DSC 180 – The Spread of Misinformation Online
Weeks 09 and 10 - k-Core Decomposition
Reading
We will be using the concept of a k-core decomposition of a graph.
It might be helpful to re-read the definition of a k-core on wikipedia or
elsewhere. It will also be useful to read the networkx
documentation
for its k_core
algorithm.
Tasks
In all of the following, you will need to construct a graph of twitter users. In this graph, place an edge between users A and B if A retweets B. We will compute k-cores of this graph. You will need to make several decisions -- first, you may or may not need to subsample your data again in order to compute k-cores in a reasonable amount of time. Second, for tasks that require you to compute a sequence of k-cores, you may choose a reasonable interval between subsequent values of i; for example, k = 5, 10, 15, etc. There is no correct choice in either case, but you should document and explain your choice in your final report.

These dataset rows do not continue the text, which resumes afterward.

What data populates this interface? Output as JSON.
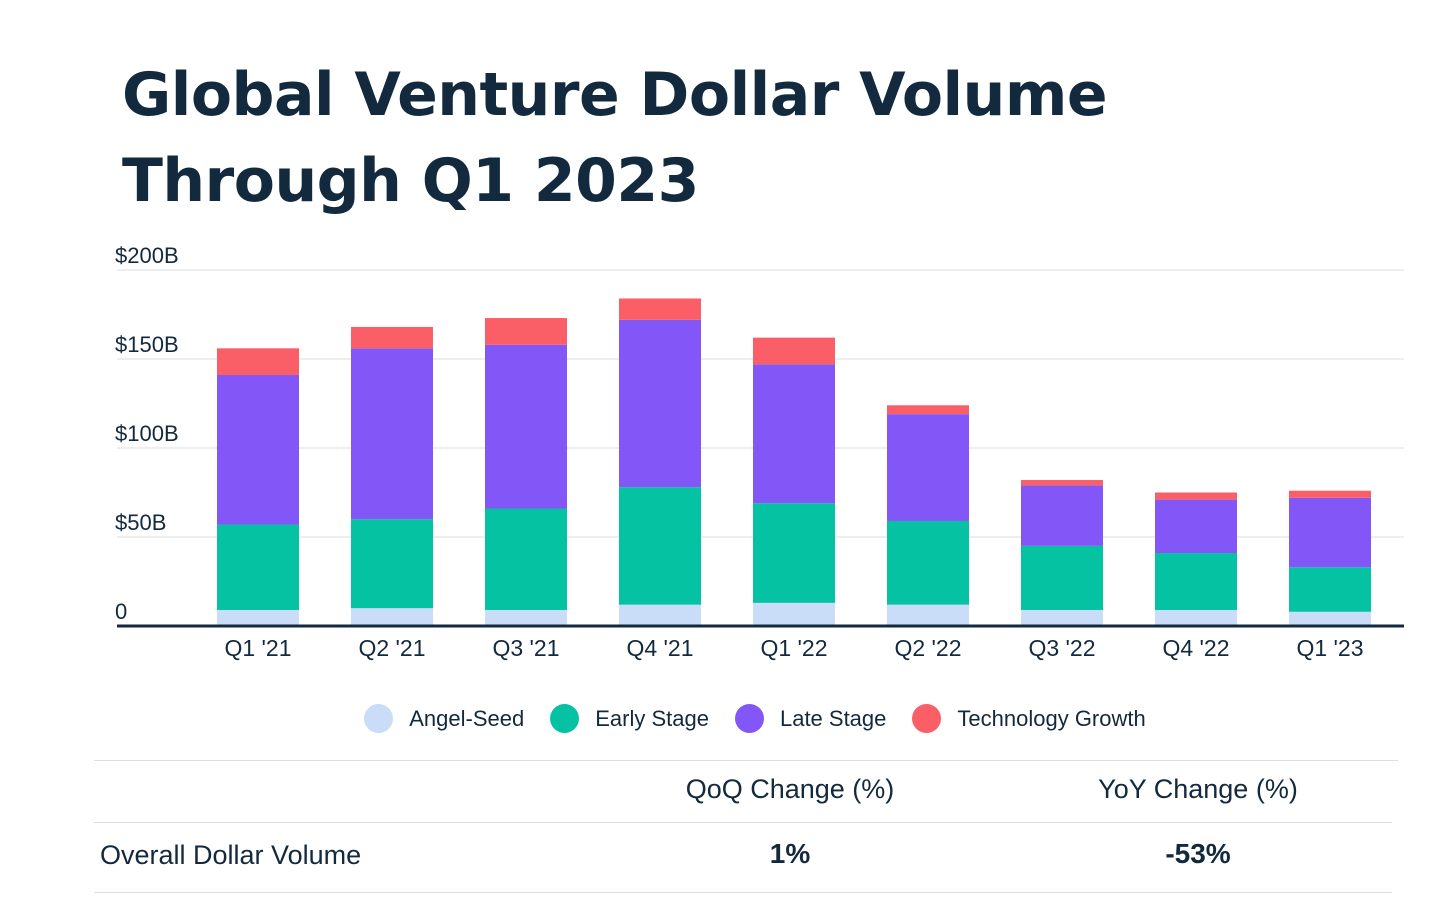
{
  "page": {
    "title": "Global Venture Dollar Volume Through Q1 2023"
  },
  "chart_data": {
    "type": "bar",
    "stacked": true,
    "categories": [
      "Q1 '21",
      "Q2 '21",
      "Q3 '21",
      "Q4 '21",
      "Q1 '22",
      "Q2 '22",
      "Q3 '22",
      "Q4 '22",
      "Q1 '23"
    ],
    "series": [
      {
        "name": "Angel-Seed",
        "color": "#c9dcf8",
        "values": [
          9,
          10,
          9,
          12,
          13,
          12,
          9,
          9,
          8
        ]
      },
      {
        "name": "Early Stage",
        "color": "#05c2a2",
        "values": [
          48,
          50,
          57,
          66,
          56,
          47,
          36,
          32,
          25
        ]
      },
      {
        "name": "Late Stage",
        "color": "#8356f7",
        "values": [
          84,
          96,
          92,
          94,
          78,
          60,
          34,
          30,
          39
        ]
      },
      {
        "name": "Technology Growth",
        "color": "#fa5e66",
        "values": [
          15,
          12,
          15,
          12,
          15,
          5,
          3,
          4,
          4
        ]
      }
    ],
    "ylim": [
      0,
      200
    ],
    "y_ticks": [
      {
        "value": 0,
        "label": "0"
      },
      {
        "value": 50,
        "label": "$50B"
      },
      {
        "value": 100,
        "label": "$100B"
      },
      {
        "value": 150,
        "label": "$150B"
      },
      {
        "value": 200,
        "label": "$200B"
      }
    ],
    "grid": true,
    "legend_position": "bottom"
  },
  "summary_table": {
    "columns": [
      "QoQ Change (%)",
      "YoY Change (%)"
    ],
    "row_label": "Overall Dollar Volume",
    "values": [
      "1%",
      "-53%"
    ]
  }
}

- At what value of k is the main core found? In the original paper, this was k = 50.
- Given any set of Twitter users, we can compute the proportion of their retweets that link to fact-checking sites. Perform this computation for all users in each core in a sequence of k-cores and plot the trend. That is, try to replicate Figure 5 from the paper.
- Compute the average number of tweets per user in each k-core in a sequence of k-cores and plot the trend.